Edwin Mims published The Christ of the Poets, an examination of images of Christ in English and American poetry, more than 50 years ago. The subject has not been touched by critics since that time, so Peggy Rosenthal's book, which attempts to fill in the gaps of a half century and also to reflect current multicultural interests, deserves special commendation. Rosenthal's range is ambitious. Her sweeping opening chapter covers the first 18 centuries of poetic interest in Jesus, stopping to pay particular attention to the fourth-century Syriac poet Ephrem and his remarkable nativity hymns, whose reference to Jesus as mother predates by eight centuries Julian of Norwich's use of the metaphor.
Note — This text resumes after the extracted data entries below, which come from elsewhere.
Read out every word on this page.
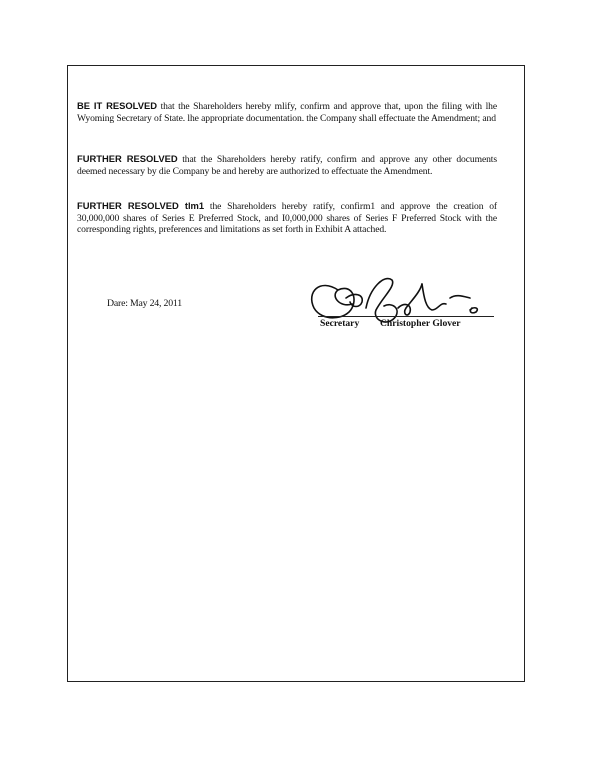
BE IT RESOLVED that the Shareholders hereby mlify, confirm and approve that, upon the filing with lhe Wyoming Secretary of State. lhe appropriate documentation. the Company shall effectuate the Amendment; and

FURTHER RESOLVED that the Shareholders hereby ratify, confirm and approve any other documents deemed necessary by die Company be and hereby are authorized to effectuate the Amendment.

FURTHER RESOLVED tlm1 the Shareholders hereby ratify, confirm1 and approve the creation of 30,000,000 shares of Series E Preferred Stock, and I0,000,000 shares of Series F Preferred Stock with the corresponding rights, preferences and limitations as set forth in Exhibit A attached.

Dare: May 24, 2011
Secretary Christopher Glover
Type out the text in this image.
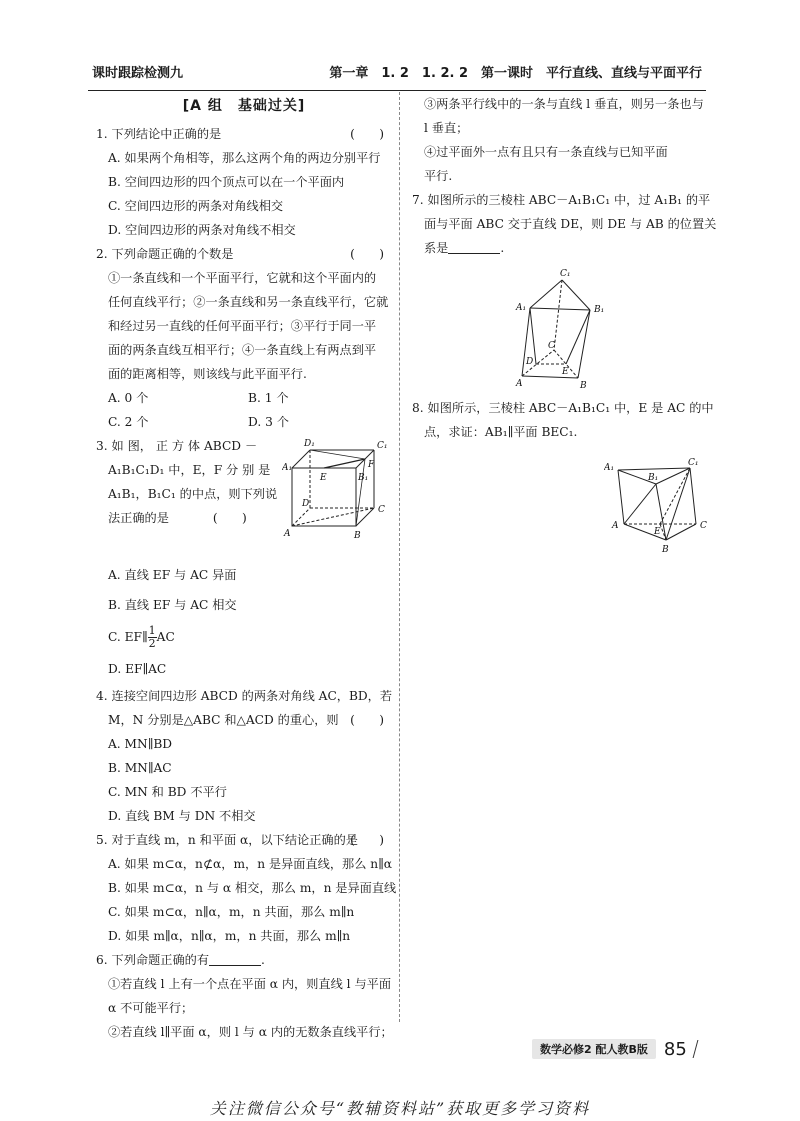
课时跟踪检测九	第一章　1. 2　1. 2. 2　第一课时　平行直线、直线与平面平行
[A 组　基础过关]
1. 下列结论中正确的是	(　　)
A. 如果两个角相等，那么这两个角的两边分别平行
B. 空间四边形的四个顶点可以在一个平面内
C. 空间四边形的两条对角线相交
D. 空间四边形的两条对角线不相交
2. 下列命题正确的个数是	(　　)
①一条直线和一个平面平行，它就和这个平面内的
任何直线平行；②一条直线和另一条直线平行，它就
和经过另一直线的任何平面平行；③平行于同一平
面的两条直线互相平行；④一条直线上有两点到平
面的距离相等，则该线与此平面平行.
A. 0 个	B. 1 个
C. 2 个	D. 3 个
3. 如 图， 正 方 体 ABCD －
A₁B₁C₁D₁ 中，E，F 分 别 是
A₁B₁，B₁C₁ 的中点，则下列说
法正确的是	(　　)
D₁	C₁
A₁
E
F
B₁
D
C
A	B
A. 直线 EF 与 AC 异面
B. 直线 EF 与 AC 相交
C. EF∥ $\frac{1}{2}$ AC
D. EF∥AC
4. 连接空间四边形 ABCD 的两条对角线 AC，BD，若
M，N 分别是△ABC 和△ACD 的重心，则 (　　)
A. MN∥BD
B. MN∥AC
C. MN 和 BD 不平行
D. 直线 BM 与 DN 不相交
5. 对于直线 m，n 和平面 α，以下结论正确的是
(　　)
A. 如果 m⊂α，n⊄α，m，n 是异面直线，那么 n∥α
B. 如果 m⊂α，n 与 α 相交，那么 m，n 是异面直线
C. 如果 m⊂α，n∥α，m，n 共面，那么 m∥n
D. 如果 m∥α，n∥α，m，n 共面，那么 m∥n
6. 下列命题正确的有	.
①若直线 l 上有一个点在平面 α 内，则直线 l 与平面
α 不可能平行；
②若直线 l∥平面 α，则 l 与 α 内的无数条直线平行；
③两条平行线中的一条与直线 l 垂直，则另一条也与
l 垂直；
④过平面外一点有且只有一条直线与已知平面
平行.
7. 如图所示的三棱柱 ABC－A₁B₁C₁ 中，过 A₁B₁ 的平
面与平面 ABC 交于直线 DE，则 DE 与 AB 的位置关
系是	.
C₁
A₁	B₁
C
D
E
A	B
8. 如图所示，三棱柱 ABC－A₁B₁C₁ 中，E 是 AC 的中
点，求证：AB₁∥平面 BEC₁.
A₁	C₁
B₁
A
E
C
B
数学必修2 配人教B版 85
关注微信公众号“教辅资料站”获取更多学习资料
Rosenthal moves on to consider Hildegard of Bingen, the Franciscan poets, the 16th-century mystical poets and the 17th-century Mexican poet Sor Juana. She discusses Luther's impact on the development of 17th-century verse, swings through Milton, and touches on Chinese poets educated by Jesuits. The Enlightenment is of no particular interest to her, since Jesus almost entirely disappears as a figure in poetry at this time. But the Romantic poets pique her interest. They make Jesus into a hero, a trend culminating in the work of Walt Whitman, in which Jesus becomes the "great egalitarian," as divine as humanity is divine.
Jesus often appears in modernist poems as either the Christ of nostalgia or as a parody of the Jesus presented in the Gospels. A disillusioned, doubting antihero, the Jesus of the modern poets is often baffling and ultimately unknowable. This sense of loss in modernist poems disappears in the work of postmodernists, who consider words themselves ultimately meaningless. In their context, the concept of Jesus as the Word of God becomes drained of meaning. But for the postcolonial African poets, the image of Christ crucified still remains significant. Trying to define themselves against the Western culture that produced the image, these poets use the cross to speak to those who understand the politics of sacrificial suffering.
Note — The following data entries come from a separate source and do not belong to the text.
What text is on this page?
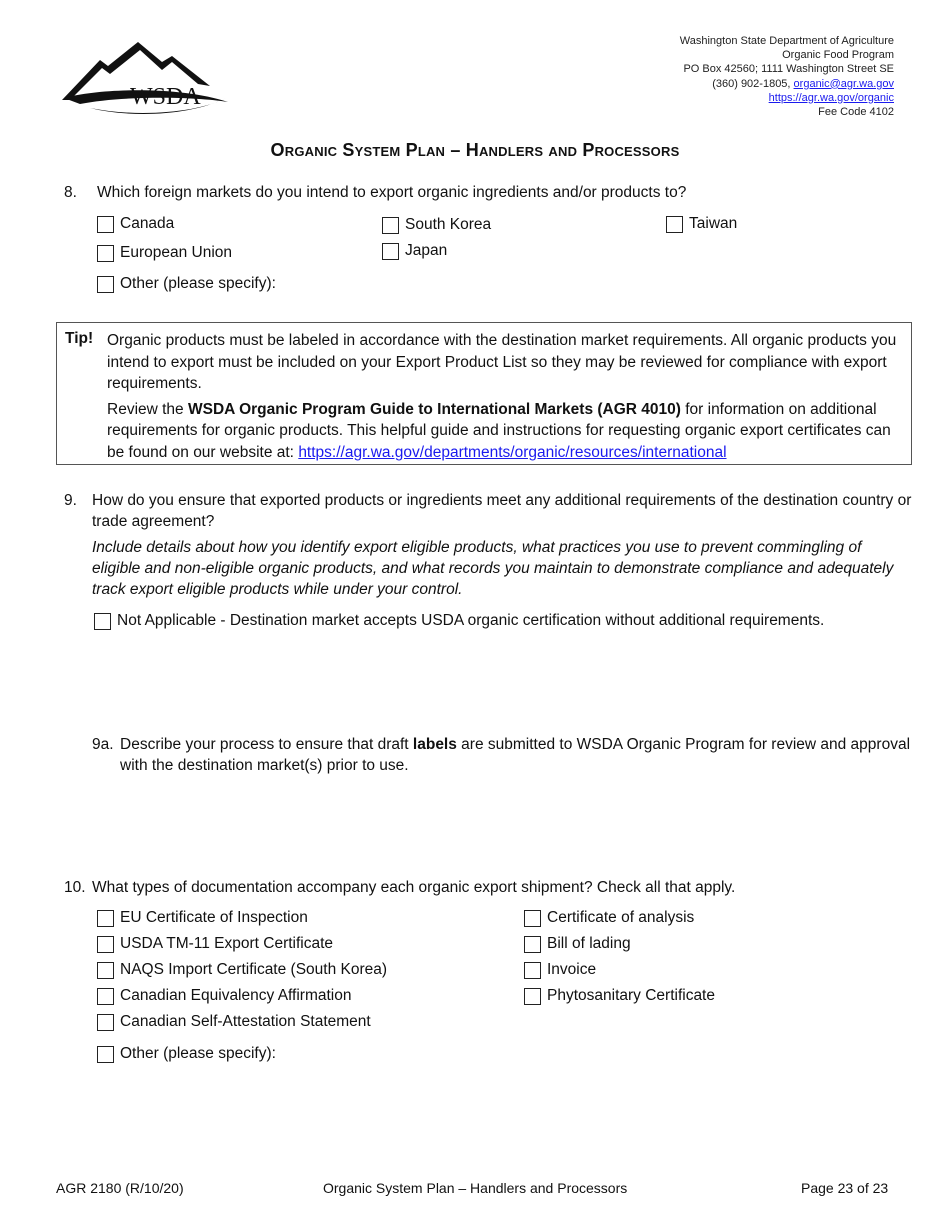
WSDA
Washington State Department of Agriculture
Organic Food Program
PO Box 42560; 1111 Washington Street SE
(360) 902-1805, organic@agr.wa.gov
https://agr.wa.gov/organic
Fee Code 4102
Organic System Plan – Handlers and Processors
8. Which foreign markets do you intend to export organic ingredients and/or products to?
Canada
European Union
Other (please specify):
South Korea
Japan
Taiwan
Tip! Organic products must be labeled in accordance with the destination market requirements. All organic products you intend to export must be included on your Export Product List so they may be reviewed for compliance with export requirements.

Review the WSDA Organic Program Guide to International Markets (AGR 4010) for information on additional requirements for organic products. This helpful guide and instructions for requesting organic export certificates can be found on our website at: https://agr.wa.gov/departments/organic/resources/international

9. How do you ensure that exported products or ingredients meet any additional requirements of the destination country or trade agreement?
Include details about how you identify export eligible products, what practices you use to prevent commingling of eligible and non-eligible organic products, and what records you maintain to demonstrate compliance and adequately track export eligible products while under your control.
Not Applicable - Destination market accepts USDA organic certification without additional requirements.
9a. Describe your process to ensure that draft labels are submitted to WSDA Organic Program for review and approval with the destination market(s) prior to use.
10. What types of documentation accompany each organic export shipment? Check all that apply.
EU Certificate of Inspection
USDA TM-11 Export Certificate
NAQS Import Certificate (South Korea)
Canadian Equivalency Affirmation
Canadian Self-Attestation Statement
Other (please specify):
Certificate of analysis
Bill of lading
Invoice
Phytosanitary Certificate
AGR 2180 (R/10/20)	Organic System Plan – Handlers and Processors	Page 23 of 23
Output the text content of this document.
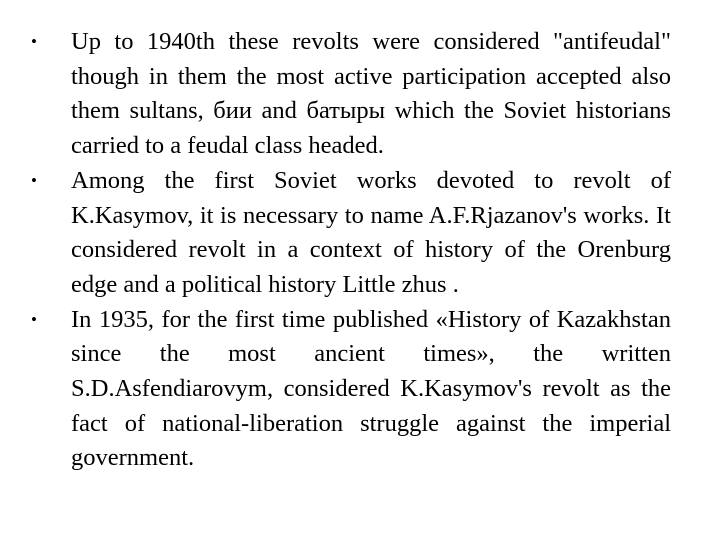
• Up to 1940th these revolts were considered "antifeudal" though in them the most active participation accepted also them sultans, бии and батыры which the Soviet historians carried to a feudal class headed.
• Among the first Soviet works devoted to revolt of K.Kasymov, it is necessary to name A.F.Rjazanov's works. It considered revolt in a context of history of the Orenburg edge and a political history Little zhus .
• In 1935, for the first time published «History of Kazakhstan since the most ancient times», the written S.D.Asfendiarovym, considered K.Kasymov's revolt as the fact of national-liberation struggle against the imperial government.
Rosenthal identifies both T. S. Eliot's The Waste Land and Samuel Beckett's Waiting for Godot as seminal influences on the poetry of the second half of the 20th century. Their picture of "Jesus Absent" finds particularly strong expression in the work of the Nobel Prize-winning poet Czeslaw Milosz, whose experience in occupied Lithuania created his subsequent impatience with the "self-indulgent introspection" of so much American poetry. Feeling most keenly the presence of God's absence leads Milosz to the "Jesus Forgotten," not a Jesus to be doubted, but one who is distant and definitely beyond the mind's ability to grasp him.
Rosenthal calls W. H. Auden the major voice in 20th-century poetry in his attempt to address the problem of a Jesus who has been dismissed by a people who have become "absent to his presence." On the other hand, Kathleen Norris presents a Jesus who is present, but never in an expected form.
Contemporary Christian poets, Rosenthal contends, rarely draw directly on the Gospels for subject matter. Instead, they are concerned with "the sacramentality of the ordinary." For Richard Wilbur, for example, in "Love Calls us to the Things of This World" or "A World Without Objects is a Sensible Emptiness," the incarnation is a pervasive but unnamed presence. In fact, indirection is the only way for poets like Norris, Wilbur or Auden to communicate to an audience made nervous by religious reference. "Even if the poets' Jesus was traveling light," Rosenthal writes, "free of grand doctrinal statements, editors and readers would see him carrying the baggage of a suspect dogma."
In spite of these restrictions a few poets do not shy away from a frank gospel identity for the Jesus of their poetry: the French poet Charles Peguy, the Korean Ku Sang, Wendell Berry, Andrew Hudgins, Scott Cairns, Vassar Miller and, most especially, Denise Levertov, whose conversion occurred as she was writing "Mass for the Day of St. Thomas Didymus." These writers, Rosenthal argues, see Jesus as the earliest Christian poets did, but they are not as interested in doctrinal controversies or typology. Instead, they have discovered a unique aesthetic in the incarnation itself.
Rosenthal's arguments are convincing, her examples compelling and her knowledge of contemporary poets impressive. Her clear prose style and her avoidance of the distancing parlance of current literary theory make this a valuable study not only for the scholar of literature but for the general reader who would like to see the old familiars in a fresh context and, in the process, be introduced to new and provocative images of Jesus. It is the poet, she insists, to whom the task of revitalizing a worn-out theological language has fallen. No one else can do it.